Il y a quelques jours, Angélique de Lencquesaing participait à l’émission « Tout pour investir » sur BFM, animée par Lorraine Goumot, aux côtés de François-Xavier Sœur (fondateur de Terrae Patrimoine). Un échange consacré au match qui oppose les vins de Bordeaux et ceux de Bourgogne, dans le cœur – et la cave – des amateurs.
Lorraine Goumot : « Quelles régions privilégier pour constituer un patrimoine vin de qualité, susceptible de se valoriser dans le temps ? Les ventes aux enchères de vin qu’iDealwine suit à la loupe depuis plus de 20 ans, apportent des informations précieuses sur l’état de la demande, et fournissent d’ailleurs quelques clés sur les choix à opérer. Pourtant elles ne représentent qu’une infime part des ventes globales de vin. Pourquoi sont-elles si pertinentes sur le plan patrimonial ? »
Angélique de Lencquesaing : « Trois raisons à cela :
- La typologie des vins proposés :
Les enchères sur iDealwine couvrent un éventail de vins et de régions vaste et exhaustif. Pas moins de 16 vignobles sont représentés dans les ventes, offrant un choix vaste à l’amateur. On notera que les vins rouges, réputés pour leur capacité de garde, et donc de bons candidats au placement-vin, représentent une part majoritaire des échanges (70% en 2024).

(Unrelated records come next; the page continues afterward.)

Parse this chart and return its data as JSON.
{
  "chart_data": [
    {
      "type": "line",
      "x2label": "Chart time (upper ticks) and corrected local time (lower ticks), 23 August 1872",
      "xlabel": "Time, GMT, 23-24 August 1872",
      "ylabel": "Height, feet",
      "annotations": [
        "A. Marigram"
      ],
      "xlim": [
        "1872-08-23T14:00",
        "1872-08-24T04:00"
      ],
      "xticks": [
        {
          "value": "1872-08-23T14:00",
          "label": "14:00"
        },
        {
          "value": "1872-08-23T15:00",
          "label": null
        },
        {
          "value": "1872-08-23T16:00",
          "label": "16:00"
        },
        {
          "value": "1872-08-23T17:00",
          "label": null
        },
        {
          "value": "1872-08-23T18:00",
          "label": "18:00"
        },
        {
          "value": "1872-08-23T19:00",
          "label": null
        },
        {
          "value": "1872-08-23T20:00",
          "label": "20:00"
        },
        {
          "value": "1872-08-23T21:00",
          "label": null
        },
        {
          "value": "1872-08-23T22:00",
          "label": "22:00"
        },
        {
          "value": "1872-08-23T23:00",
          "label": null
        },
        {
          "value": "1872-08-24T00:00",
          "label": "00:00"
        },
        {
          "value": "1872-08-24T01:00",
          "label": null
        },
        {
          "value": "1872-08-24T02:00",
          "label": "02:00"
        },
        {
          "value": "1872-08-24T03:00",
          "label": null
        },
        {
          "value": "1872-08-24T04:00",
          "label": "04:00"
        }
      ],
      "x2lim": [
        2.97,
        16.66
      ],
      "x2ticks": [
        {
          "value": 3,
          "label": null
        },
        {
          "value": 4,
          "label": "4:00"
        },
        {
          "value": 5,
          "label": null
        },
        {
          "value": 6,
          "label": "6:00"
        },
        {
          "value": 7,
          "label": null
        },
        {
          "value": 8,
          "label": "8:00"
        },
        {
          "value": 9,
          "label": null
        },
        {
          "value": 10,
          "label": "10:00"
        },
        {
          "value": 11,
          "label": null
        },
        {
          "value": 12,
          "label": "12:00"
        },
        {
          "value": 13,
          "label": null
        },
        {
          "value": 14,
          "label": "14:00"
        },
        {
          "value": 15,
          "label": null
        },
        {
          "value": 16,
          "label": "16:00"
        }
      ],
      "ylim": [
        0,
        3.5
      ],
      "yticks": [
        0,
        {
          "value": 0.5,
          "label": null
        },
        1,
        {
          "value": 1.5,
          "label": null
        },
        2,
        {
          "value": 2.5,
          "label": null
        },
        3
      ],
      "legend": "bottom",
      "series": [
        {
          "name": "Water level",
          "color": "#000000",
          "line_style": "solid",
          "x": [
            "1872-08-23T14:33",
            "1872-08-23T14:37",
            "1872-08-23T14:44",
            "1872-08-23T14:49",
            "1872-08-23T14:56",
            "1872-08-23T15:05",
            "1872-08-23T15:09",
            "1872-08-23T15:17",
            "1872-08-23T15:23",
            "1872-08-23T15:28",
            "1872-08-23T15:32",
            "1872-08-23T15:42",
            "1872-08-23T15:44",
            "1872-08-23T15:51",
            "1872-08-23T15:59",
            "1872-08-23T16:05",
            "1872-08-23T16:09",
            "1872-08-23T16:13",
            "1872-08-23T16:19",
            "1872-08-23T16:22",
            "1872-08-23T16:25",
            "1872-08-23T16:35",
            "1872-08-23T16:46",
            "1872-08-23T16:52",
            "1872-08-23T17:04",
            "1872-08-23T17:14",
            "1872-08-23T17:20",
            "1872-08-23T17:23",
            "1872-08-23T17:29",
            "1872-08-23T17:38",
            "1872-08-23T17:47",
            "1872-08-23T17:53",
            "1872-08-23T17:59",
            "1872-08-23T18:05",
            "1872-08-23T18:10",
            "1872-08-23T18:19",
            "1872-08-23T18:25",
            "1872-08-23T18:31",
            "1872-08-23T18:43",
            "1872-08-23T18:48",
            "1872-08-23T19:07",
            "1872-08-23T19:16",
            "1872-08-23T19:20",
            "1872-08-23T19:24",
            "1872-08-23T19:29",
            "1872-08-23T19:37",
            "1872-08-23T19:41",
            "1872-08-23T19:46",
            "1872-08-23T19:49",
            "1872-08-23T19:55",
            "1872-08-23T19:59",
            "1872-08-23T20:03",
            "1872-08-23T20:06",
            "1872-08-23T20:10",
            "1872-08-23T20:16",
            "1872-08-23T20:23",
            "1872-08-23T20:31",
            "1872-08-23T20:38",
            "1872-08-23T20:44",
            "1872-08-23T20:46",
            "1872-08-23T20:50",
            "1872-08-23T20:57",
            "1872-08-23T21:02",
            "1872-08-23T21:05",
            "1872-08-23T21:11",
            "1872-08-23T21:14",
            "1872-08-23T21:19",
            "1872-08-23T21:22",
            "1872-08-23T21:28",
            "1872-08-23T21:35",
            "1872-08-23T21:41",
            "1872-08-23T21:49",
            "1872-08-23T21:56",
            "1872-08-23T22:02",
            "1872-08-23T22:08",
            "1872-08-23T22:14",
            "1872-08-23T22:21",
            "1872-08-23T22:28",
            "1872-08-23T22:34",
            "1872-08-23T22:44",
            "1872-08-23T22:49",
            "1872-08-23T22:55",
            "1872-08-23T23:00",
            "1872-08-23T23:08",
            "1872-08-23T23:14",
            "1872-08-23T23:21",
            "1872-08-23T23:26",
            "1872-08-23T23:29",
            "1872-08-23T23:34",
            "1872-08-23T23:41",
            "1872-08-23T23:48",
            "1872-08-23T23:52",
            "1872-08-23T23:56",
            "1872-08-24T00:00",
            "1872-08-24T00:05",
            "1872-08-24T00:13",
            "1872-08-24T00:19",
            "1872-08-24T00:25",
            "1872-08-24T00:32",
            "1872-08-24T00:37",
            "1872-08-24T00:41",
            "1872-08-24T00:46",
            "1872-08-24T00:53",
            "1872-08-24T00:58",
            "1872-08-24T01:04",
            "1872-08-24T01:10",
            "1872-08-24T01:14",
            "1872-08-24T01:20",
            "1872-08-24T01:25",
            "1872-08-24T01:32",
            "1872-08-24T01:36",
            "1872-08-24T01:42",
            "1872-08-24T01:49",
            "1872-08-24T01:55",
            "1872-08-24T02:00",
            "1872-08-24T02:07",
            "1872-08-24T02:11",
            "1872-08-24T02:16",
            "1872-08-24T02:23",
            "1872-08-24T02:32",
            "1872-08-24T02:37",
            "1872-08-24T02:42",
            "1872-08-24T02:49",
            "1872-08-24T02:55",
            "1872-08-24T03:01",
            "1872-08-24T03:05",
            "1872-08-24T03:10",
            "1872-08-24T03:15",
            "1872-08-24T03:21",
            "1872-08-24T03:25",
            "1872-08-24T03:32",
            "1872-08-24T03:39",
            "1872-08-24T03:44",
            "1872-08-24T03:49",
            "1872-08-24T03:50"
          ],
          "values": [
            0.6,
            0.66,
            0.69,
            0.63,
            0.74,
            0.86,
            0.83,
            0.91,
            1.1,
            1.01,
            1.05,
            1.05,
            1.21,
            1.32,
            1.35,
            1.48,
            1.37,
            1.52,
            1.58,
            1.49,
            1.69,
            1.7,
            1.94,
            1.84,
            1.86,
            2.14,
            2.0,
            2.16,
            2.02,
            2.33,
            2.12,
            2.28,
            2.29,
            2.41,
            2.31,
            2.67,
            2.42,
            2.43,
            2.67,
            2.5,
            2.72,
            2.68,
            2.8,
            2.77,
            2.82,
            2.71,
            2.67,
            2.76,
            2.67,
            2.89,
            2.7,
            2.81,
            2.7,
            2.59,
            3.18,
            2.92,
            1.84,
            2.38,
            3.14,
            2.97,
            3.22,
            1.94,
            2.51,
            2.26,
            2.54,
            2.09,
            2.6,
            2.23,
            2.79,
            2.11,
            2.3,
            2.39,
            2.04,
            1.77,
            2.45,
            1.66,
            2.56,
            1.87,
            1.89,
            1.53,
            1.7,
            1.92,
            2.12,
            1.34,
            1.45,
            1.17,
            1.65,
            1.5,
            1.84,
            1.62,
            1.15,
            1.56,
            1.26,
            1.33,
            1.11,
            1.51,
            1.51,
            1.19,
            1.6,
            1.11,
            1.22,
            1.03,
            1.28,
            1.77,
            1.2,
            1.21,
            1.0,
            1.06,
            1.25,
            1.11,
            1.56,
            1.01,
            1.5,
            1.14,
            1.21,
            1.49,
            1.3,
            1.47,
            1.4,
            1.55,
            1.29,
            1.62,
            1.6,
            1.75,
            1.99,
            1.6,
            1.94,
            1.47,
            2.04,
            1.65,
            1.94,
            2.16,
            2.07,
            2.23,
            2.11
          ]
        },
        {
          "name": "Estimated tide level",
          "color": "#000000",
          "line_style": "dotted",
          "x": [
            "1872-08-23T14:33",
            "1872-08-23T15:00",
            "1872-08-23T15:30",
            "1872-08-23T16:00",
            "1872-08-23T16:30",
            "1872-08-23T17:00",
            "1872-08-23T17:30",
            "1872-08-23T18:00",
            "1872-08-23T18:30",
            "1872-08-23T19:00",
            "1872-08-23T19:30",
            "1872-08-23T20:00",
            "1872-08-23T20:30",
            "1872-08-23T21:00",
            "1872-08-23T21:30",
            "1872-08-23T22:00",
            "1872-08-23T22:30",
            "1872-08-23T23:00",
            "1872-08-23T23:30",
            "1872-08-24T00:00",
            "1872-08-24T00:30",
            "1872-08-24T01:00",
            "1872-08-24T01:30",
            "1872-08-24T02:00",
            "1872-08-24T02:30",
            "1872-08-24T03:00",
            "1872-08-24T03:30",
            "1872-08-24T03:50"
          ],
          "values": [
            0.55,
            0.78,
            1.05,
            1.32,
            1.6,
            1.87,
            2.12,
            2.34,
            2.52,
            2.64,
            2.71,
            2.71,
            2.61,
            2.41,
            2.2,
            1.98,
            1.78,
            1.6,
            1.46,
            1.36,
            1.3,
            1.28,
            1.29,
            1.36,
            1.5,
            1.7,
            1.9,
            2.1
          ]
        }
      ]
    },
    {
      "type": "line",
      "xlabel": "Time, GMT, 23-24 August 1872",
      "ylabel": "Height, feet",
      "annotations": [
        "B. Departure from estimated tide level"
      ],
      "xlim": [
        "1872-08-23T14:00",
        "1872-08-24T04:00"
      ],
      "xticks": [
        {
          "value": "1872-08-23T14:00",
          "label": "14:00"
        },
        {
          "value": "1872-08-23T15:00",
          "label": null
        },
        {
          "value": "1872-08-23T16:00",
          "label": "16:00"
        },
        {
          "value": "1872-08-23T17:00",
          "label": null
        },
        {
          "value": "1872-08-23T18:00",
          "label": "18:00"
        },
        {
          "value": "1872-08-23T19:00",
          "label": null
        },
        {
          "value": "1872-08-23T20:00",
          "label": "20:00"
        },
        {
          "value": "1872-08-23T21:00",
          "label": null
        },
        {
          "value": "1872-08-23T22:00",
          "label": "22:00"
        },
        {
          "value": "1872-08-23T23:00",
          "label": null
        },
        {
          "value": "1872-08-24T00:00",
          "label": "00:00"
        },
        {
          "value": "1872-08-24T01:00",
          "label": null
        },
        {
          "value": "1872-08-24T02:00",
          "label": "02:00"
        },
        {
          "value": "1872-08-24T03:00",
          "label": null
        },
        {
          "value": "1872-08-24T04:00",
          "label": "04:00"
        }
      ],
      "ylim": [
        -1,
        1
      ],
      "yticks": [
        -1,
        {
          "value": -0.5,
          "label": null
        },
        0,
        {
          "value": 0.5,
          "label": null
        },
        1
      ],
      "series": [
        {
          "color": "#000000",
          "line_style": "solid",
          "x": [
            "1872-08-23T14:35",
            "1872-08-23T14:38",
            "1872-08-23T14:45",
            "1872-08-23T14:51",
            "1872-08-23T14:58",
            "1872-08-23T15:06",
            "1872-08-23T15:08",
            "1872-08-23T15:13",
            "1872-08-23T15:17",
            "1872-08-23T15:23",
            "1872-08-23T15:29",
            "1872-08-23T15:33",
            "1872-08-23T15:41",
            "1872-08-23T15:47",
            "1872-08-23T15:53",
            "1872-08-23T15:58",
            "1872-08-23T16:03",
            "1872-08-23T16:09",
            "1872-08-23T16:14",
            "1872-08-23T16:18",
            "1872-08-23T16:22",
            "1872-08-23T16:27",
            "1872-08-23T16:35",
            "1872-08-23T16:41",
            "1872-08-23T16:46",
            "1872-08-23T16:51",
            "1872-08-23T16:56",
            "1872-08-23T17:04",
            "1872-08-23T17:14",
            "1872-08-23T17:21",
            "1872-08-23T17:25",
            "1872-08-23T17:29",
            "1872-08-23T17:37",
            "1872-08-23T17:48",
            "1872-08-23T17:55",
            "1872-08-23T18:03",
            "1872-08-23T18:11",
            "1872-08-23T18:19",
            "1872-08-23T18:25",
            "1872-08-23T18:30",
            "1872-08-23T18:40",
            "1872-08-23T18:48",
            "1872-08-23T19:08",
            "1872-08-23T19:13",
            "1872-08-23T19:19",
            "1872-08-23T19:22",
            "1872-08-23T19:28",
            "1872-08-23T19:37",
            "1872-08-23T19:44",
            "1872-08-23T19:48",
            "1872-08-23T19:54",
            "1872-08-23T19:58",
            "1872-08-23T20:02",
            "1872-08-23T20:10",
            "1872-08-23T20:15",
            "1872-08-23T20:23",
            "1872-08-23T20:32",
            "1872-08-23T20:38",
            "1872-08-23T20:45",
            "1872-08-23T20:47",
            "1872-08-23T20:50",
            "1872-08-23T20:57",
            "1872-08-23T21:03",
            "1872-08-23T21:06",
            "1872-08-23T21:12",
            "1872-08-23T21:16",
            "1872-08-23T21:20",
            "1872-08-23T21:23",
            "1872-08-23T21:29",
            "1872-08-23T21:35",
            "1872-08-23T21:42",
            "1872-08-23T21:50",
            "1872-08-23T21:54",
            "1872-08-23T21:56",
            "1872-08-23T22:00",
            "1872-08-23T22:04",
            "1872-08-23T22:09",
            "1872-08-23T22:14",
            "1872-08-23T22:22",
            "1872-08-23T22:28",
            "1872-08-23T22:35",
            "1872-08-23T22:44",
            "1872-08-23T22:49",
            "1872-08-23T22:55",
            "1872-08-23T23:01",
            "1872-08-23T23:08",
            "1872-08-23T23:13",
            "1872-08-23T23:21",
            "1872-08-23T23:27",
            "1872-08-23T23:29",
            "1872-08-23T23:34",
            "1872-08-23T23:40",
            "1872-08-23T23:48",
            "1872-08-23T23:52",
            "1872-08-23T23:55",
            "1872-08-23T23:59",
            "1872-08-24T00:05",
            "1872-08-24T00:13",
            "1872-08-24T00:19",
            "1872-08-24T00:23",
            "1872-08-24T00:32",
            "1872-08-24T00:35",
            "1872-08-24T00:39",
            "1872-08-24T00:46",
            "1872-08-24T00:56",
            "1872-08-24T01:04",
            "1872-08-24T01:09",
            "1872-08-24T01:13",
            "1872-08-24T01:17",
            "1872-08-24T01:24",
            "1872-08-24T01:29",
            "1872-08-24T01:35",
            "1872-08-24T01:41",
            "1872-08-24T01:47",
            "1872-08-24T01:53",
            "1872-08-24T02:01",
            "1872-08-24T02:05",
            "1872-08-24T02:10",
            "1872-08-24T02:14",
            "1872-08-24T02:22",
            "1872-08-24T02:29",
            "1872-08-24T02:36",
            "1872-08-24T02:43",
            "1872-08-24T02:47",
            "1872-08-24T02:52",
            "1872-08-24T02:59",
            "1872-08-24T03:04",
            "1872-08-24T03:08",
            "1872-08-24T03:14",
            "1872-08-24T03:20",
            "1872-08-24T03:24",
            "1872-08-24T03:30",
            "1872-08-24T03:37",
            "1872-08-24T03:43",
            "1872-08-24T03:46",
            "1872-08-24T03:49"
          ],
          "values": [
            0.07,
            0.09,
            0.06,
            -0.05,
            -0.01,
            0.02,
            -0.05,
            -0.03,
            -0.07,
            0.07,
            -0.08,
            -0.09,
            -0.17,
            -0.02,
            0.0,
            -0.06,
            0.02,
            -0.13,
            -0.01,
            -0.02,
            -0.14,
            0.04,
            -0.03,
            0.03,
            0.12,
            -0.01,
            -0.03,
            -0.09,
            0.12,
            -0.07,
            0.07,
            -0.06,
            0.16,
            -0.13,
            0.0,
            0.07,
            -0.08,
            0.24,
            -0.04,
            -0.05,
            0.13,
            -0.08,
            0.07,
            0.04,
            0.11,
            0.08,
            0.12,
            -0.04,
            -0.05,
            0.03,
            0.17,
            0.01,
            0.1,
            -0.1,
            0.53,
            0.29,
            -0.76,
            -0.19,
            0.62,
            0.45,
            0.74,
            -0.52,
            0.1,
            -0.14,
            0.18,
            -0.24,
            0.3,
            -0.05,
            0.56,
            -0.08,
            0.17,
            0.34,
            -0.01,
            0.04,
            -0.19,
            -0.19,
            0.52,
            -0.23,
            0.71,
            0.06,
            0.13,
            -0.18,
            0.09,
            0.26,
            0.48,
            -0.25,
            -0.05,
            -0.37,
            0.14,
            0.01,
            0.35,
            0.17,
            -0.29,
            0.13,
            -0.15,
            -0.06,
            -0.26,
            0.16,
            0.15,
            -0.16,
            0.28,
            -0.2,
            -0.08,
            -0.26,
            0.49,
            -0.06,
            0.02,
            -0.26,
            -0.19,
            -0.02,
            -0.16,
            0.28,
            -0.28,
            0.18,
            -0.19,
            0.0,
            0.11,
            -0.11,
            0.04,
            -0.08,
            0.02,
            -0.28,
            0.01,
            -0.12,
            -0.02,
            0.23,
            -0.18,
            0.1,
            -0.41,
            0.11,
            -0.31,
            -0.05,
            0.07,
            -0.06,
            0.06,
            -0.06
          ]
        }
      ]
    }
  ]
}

Enfin, les ventes aux enchères se situent sur un segment haut de gamme, et c’est un atout sur le plan patrimonial. Non pas par volonté d’exclure des vins plus courants, mais important à considérer car outre le prix d’achat, l’amateur va devoir prendre en compte des frais fixes pour la conservation de ses bouteilles. Un prix moyen plus élevé limite leur montant.
- Le profil des clients
Les ventes aux enchères connaissent certes un succès croissant, auquel iDealwine a contribué en les rendant accessibles au plus grand nombre, notamment par le biais du digital. Il n’en reste pas moins que la grande majorité des enchérisseurs sont des connaisseurs, à l’avant-garde des tendances. Leurs coups de cœur, leurs enchères qui s’envolent sur des vins inconnus du grand public sont autant de signes avant-coureurs du succès à venir d’un domaine. Ces phénomènes pourraient sembler irrationnels, et donc inaptes à dessiner une tendance. Mais sur iDealwine, pas moins de 60 pays sont représentés parmi les acheteurs. La couverture mondiale du site et le volume des vins vendus (plus de 260 000 cols en 2024) permettent de dessiner des tendances fiables sur le marché.
- Par leur organisation
Dans une vente aux enchères, la formation du prix résulte non pas de l’affichage d’un prix de vente (comme c’est le cas dans un système de distribution traditionnel) mais de la confrontation de l’offre et de la demande. C’est donc un prix objectif, qui en sort. Suivre son évolution dans le temps fournit de précieuses indications sur l’état du marché. »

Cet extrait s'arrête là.